Sie gelten als «Vater» der Volksinitiative «Schweizer Recht statt fremde Richter». Die SVP Schweiz hat den Initiativtext verabschiedet. Warum jetzt gerade diese Initiative? Dass das Völkerrecht die Souveränität einschränkt, dass unsere Verwaltung, die Gerichte und die Wissenschaft darüber aber zu einem grossen Teil durchaus glücklich sind, das hat die SVP und hat vor allem alt Bundesrat Christoph Blocher schon vor einigen Jahren zur Sprache gebracht. Mit einem Urteil des Bundesgerichts vom 12. Oktober 2012* ist erstmals deutlich geworden, dass sogar das nicht zwingende Völkerrecht, wie namentlich die Europäische Menschenrechtskonvention (EMRK) und seine Auslegung durch den Europäischen Gerichtshof in Strassburg, über unserer Verfassung stehen soll. Das Recht internationaler Organisationen und Entscheide internationaler, ausländischer Gerichte sollen über dem Schweizer Volk stehen. Damit war klar: Jetzt müssen wir handeln! Und die SVP hat gehandelt und die Initiative «Schweizer Recht statt fremde Richter» lanciert.
Welches sind die jüngsten Ereignisse, die zeigen, dass unser Recht von internationalem Recht ausgehebelt wird? Ausgehebelt wird unser Recht nur, wenn wir zulassen, dass es ausgehebelt wird, das heisst, wenn wir dem internationalen Recht den Vorrang einräumen. Wenn wir hingegen in unserer Verfassung festhalten, dass die Verfassung über dem Völkerrecht steht, dann heisst das, dass das Volk es nicht zulässt, ausgehebelt zu werden. Darum ist unsere Initiative so wichtig. Man sieht das zum Beispiel bei der Umsetzung der Ausschaffungsinitiative: Dort wird argumentiert, man könne sie nicht eins zu eins umsetzen, weil dies der Rechtsprechung des Europäischen Gerichtshofes in Strassburg widersprechen würde. Den Einfluss des internationalen Rechts erkennt man aber auch bei den Steuerreformen oder im Bereich der Finanzdienstleistungen: In diesen Bereichen ist die schweizerische Rechtsentwicklung vom internationalen Recht getrieben. Wohl verstanden: Wir lassen uns treiben; wir könnten uns auch widersetzen.

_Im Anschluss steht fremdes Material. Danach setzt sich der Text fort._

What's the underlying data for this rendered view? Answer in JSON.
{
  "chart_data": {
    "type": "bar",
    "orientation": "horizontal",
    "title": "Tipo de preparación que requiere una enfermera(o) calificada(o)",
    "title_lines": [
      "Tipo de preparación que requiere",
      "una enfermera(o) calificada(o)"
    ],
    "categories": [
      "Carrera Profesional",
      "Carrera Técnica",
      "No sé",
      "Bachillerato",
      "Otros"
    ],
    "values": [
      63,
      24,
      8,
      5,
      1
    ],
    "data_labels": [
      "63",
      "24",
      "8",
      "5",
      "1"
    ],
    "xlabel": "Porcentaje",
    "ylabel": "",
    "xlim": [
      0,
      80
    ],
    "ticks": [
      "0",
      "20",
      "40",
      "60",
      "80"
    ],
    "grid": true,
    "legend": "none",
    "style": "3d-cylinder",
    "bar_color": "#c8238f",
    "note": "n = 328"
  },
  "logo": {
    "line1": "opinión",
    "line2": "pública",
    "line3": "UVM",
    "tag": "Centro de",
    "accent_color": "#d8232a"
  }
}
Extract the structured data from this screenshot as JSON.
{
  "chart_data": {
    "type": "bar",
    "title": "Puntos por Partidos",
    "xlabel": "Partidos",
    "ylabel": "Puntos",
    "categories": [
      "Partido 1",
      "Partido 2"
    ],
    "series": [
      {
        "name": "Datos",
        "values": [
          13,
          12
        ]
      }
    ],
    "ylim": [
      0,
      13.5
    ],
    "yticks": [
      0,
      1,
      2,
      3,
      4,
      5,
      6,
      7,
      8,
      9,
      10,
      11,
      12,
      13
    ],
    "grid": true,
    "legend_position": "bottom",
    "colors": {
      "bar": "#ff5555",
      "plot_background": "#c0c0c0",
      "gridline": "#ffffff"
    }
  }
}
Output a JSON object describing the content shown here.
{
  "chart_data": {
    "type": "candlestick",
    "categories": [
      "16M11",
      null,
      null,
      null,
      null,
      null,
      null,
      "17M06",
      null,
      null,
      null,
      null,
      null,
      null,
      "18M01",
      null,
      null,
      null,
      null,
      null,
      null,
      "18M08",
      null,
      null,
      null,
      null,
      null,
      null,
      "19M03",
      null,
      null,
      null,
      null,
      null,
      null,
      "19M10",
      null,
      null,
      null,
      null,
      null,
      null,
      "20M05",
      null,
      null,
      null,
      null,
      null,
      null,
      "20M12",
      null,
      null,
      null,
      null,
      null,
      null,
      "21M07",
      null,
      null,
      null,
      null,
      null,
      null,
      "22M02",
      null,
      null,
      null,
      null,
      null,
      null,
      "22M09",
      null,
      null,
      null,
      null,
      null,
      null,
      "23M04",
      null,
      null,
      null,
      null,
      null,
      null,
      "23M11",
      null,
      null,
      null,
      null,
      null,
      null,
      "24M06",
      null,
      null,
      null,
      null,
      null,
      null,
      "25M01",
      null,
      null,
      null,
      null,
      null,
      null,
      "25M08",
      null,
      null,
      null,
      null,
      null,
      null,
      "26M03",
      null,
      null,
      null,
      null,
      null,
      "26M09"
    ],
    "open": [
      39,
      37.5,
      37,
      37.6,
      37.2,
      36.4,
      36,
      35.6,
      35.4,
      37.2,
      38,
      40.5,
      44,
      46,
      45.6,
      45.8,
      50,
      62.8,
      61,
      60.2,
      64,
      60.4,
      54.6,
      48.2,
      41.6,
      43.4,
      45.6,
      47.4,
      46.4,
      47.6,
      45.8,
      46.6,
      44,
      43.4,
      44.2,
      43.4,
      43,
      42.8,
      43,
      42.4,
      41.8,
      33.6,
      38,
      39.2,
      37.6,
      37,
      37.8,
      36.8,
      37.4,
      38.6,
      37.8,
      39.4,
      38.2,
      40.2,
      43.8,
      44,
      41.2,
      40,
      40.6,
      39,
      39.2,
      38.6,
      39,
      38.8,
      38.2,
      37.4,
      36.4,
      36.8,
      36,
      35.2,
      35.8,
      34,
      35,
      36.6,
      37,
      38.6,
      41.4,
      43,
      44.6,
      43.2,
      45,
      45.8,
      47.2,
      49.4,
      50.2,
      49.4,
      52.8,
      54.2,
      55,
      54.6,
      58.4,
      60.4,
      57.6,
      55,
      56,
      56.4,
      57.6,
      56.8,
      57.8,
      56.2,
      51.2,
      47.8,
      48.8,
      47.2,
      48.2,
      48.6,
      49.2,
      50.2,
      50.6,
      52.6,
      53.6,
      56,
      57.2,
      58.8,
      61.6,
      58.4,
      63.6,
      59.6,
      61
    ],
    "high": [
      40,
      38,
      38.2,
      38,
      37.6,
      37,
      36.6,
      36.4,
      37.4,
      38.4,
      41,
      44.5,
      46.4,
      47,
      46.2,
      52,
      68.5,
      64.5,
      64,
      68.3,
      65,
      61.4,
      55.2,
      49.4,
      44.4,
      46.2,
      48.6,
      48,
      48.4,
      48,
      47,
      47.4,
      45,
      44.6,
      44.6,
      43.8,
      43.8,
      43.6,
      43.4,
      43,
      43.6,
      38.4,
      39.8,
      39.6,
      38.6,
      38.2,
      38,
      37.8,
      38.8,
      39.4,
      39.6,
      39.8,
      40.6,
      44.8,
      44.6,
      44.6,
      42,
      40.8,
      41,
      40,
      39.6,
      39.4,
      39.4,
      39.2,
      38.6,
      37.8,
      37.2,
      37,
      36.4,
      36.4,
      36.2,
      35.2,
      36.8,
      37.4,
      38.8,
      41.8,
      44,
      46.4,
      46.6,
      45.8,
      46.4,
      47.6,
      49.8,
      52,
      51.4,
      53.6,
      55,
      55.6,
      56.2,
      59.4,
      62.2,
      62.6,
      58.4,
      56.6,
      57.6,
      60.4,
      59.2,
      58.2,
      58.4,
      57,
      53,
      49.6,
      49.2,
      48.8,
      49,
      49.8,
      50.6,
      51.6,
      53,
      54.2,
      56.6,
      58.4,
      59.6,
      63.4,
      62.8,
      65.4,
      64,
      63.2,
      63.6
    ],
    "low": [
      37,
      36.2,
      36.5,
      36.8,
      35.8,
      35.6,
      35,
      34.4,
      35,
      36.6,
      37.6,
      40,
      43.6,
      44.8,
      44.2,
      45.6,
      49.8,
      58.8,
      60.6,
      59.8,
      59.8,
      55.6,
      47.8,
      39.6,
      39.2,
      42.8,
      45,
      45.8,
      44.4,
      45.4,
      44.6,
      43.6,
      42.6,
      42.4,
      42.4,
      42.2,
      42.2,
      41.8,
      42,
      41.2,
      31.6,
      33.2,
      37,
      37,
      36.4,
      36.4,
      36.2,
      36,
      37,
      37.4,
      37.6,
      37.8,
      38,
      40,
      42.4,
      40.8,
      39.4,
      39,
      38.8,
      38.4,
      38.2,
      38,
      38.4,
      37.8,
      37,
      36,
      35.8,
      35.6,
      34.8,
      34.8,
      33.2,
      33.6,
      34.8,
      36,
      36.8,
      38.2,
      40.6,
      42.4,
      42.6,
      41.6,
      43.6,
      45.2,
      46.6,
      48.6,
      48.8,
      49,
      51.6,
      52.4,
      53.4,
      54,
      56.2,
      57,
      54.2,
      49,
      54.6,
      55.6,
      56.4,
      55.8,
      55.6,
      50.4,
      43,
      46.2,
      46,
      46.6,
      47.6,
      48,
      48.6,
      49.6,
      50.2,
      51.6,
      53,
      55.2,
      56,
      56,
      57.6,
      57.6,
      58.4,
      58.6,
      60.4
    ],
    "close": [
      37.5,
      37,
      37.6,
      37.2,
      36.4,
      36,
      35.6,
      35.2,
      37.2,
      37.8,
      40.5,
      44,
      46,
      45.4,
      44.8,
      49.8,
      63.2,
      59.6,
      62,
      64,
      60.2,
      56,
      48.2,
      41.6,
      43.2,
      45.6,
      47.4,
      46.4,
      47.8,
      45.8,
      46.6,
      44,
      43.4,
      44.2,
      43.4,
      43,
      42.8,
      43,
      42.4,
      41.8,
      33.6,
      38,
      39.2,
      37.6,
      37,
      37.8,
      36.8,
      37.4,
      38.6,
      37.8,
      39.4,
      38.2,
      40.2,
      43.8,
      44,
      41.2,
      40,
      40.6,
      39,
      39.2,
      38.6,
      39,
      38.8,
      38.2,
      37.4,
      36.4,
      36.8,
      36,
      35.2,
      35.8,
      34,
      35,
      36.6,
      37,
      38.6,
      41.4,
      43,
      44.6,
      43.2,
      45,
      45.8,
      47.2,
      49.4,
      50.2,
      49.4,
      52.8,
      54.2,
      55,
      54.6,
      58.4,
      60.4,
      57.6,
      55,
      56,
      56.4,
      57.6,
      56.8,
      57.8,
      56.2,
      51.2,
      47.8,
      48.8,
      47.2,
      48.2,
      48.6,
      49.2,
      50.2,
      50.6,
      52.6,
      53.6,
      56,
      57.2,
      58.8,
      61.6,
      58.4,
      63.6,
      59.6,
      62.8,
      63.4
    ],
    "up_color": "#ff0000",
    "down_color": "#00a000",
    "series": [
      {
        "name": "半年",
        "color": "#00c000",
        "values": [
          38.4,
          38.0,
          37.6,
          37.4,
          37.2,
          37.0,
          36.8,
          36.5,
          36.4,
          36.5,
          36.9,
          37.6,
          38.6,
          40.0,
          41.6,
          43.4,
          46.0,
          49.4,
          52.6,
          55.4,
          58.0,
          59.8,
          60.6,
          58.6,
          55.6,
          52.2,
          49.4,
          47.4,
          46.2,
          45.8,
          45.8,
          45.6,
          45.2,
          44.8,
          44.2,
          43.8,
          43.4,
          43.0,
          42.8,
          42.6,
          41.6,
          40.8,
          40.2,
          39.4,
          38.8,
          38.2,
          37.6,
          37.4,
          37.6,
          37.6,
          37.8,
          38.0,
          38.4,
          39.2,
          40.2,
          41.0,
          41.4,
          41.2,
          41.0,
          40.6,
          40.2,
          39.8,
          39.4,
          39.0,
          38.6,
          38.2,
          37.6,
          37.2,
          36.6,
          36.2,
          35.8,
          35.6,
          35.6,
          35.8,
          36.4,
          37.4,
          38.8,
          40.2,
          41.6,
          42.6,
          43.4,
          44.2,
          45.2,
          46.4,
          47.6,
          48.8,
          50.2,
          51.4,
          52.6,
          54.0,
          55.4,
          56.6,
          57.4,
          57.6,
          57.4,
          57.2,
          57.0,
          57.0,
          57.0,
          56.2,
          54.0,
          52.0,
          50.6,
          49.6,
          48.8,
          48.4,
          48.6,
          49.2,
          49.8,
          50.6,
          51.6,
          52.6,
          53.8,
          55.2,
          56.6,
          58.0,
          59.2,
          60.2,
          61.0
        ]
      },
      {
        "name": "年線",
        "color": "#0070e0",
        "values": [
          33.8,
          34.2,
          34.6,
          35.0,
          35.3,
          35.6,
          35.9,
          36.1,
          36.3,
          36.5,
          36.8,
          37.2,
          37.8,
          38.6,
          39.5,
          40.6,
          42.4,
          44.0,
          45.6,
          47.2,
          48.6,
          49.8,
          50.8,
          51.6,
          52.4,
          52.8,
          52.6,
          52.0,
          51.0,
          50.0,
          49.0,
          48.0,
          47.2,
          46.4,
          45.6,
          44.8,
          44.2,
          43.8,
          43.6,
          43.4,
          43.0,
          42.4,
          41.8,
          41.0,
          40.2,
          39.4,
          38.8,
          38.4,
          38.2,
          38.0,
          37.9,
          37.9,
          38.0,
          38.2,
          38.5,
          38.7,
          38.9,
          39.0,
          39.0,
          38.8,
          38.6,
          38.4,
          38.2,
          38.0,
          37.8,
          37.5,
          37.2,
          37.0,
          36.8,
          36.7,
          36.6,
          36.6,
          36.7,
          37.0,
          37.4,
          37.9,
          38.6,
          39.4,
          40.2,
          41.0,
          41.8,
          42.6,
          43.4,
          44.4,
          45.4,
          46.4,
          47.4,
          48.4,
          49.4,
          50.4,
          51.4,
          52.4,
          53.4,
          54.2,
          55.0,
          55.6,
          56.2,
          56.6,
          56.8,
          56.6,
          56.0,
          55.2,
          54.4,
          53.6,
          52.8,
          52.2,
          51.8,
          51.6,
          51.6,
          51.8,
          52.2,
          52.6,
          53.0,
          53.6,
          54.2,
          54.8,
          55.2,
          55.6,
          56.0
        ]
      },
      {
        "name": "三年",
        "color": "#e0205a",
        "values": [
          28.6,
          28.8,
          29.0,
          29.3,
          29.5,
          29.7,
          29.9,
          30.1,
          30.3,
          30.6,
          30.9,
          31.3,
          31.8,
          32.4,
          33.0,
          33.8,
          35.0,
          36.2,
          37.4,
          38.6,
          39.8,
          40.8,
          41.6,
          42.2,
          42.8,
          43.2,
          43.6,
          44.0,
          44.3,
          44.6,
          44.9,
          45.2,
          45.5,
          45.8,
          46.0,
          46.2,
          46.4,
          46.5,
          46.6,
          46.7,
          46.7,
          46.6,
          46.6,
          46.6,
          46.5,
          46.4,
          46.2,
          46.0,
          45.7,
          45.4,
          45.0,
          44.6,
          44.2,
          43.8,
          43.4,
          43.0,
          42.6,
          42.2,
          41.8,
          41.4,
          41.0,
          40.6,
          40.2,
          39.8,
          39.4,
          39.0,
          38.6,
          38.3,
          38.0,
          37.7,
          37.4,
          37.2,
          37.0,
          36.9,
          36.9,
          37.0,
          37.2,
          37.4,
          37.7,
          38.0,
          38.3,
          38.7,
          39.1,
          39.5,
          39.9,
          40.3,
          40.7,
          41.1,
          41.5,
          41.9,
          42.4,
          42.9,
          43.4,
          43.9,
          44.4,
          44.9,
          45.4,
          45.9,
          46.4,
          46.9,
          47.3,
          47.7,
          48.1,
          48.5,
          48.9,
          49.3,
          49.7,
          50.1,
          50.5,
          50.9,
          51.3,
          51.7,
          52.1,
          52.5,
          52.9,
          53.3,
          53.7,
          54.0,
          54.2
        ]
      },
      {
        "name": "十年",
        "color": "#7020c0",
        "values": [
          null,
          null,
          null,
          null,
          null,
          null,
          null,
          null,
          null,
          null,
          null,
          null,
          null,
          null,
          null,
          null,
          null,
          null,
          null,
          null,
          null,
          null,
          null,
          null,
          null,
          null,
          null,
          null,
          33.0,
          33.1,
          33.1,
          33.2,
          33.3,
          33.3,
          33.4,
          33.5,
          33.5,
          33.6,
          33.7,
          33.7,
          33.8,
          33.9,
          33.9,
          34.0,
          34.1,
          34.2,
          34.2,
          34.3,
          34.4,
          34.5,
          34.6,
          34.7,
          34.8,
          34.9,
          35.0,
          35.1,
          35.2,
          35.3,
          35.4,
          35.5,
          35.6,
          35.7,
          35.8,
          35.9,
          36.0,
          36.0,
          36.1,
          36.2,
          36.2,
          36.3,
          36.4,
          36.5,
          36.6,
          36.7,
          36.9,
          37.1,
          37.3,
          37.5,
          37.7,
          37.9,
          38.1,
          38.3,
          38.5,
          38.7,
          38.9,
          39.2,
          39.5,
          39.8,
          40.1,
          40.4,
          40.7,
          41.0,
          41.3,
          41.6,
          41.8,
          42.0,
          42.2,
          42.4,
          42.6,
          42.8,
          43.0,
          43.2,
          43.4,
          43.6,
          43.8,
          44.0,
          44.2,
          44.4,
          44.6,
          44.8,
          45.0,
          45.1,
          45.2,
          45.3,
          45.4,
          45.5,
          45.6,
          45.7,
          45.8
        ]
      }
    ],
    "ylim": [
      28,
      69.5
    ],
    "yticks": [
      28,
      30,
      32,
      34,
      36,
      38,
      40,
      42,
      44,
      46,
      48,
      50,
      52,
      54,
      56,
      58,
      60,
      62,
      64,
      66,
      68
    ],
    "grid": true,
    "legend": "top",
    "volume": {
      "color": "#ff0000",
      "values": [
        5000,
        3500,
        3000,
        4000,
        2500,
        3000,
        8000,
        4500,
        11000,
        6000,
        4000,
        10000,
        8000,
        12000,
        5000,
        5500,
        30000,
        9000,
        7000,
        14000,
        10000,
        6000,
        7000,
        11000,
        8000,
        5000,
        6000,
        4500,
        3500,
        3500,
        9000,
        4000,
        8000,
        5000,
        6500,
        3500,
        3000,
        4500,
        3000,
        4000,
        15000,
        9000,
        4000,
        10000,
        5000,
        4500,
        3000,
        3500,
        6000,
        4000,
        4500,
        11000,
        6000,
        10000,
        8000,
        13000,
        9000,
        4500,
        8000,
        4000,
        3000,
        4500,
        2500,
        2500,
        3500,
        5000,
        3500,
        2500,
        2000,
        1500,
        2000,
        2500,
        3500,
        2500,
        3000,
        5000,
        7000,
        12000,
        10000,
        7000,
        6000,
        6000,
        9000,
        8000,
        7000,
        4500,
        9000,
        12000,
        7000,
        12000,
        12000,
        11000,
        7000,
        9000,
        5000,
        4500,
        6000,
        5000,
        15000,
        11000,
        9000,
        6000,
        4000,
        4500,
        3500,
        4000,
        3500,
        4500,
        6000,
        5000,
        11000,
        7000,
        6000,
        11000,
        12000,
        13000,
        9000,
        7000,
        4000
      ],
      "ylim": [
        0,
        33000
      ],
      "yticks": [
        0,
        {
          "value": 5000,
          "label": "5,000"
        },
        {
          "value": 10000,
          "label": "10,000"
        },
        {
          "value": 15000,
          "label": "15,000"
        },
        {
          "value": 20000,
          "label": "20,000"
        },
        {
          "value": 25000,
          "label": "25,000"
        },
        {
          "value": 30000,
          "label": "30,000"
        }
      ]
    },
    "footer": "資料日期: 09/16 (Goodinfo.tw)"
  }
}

Weshalb soll in diesen Fällen das schweizerische Recht und nicht das internationale Recht gelten? Wenn etwas in unserer Verfassung steht, muss das Vorrang vor dem internationalen Recht haben – immer mit Ausnahme des zwingenden Völkerrechts (u.a. Verbot von Folter, Völkermord, Sklaverei). Denn das Volk und die Kantone stehen in unserem Land zuoberst, also steht in der Rechtsordnung die Verfassung zuoberst. In vielen Bereichen ist es sinnvoll, wenn wir unser Recht dem internationalen Recht anpassen, vor allem dort, wo wir mit der Angleichung des Rechts den Export für unsere Unternehmen vereinfachen können. Sie müssen dann zum Beispiel ihre Produkte nicht nach unterschiedlichen Normen herstellen, einmal für die Schweiz und einmal fürs Ausland. Aber wir müssen bei der Rechtsangleichung zurückhaltend sein, denn internationales Recht, vor allem das EU-Recht, ist meistens weniger freiheitlich. Es bevormundet die Bürger und Unternehmen und überträgt dem Staat immer neue Aufgaben, statt die Freiheiten der Bürger vor dem Staat zu schützen.
Politik und Medien haben auf die Volksinitiative heftig reagiert. Sie werfen Ihnen vor, gegen die Menschenrechte zu sein und sogar die EMRK kündigen zu wollen. Ich bin nicht gegen die Menschenrechte, sondern ich bin für den Schutz der Menschenrechte. Nur meine ich damit vor allem den Schutz der Freiheiten der Bürger gegenüber dem Staat: die Meinungsfreiheit, die Wirtschaftsfreiheit, die Eigentumsgarantie, die Freiheit vor Eingriffen des Staates in die Privatsphäre und vor allem auch die politischen Rechte der Bürger. Diese Rechte sind die Wurzeln der Menschenrechte. Aber von diesen Rechten reden diejenigen, die jetzt die «Menschenrechte» glorifizieren, keinen Moment. Ihnen geht es um soziale Grundrechte und um Ansprüche gegenüber dem Staat: Recht auf Asyl, Recht auf Familiennachzug, Recht auf Sozialhilfe, Recht auf unentgeltlichen Hochschulunterricht, Recht auf medizinische Versorgung usw. Mit diesen Menschenrechten wird der Sozialstaat verwirklicht. Ich bin nicht gegen Sozialleistungen des Staates, aber wie weit diese gehen sollen, das entscheiden wir in der Schweiz selber, dafür brauchen wir keine Urteile von Richtern in Strassburg, die unsere Verhältnisse nicht kennen und keine Verantwortung gegenüber dem Volk tragen.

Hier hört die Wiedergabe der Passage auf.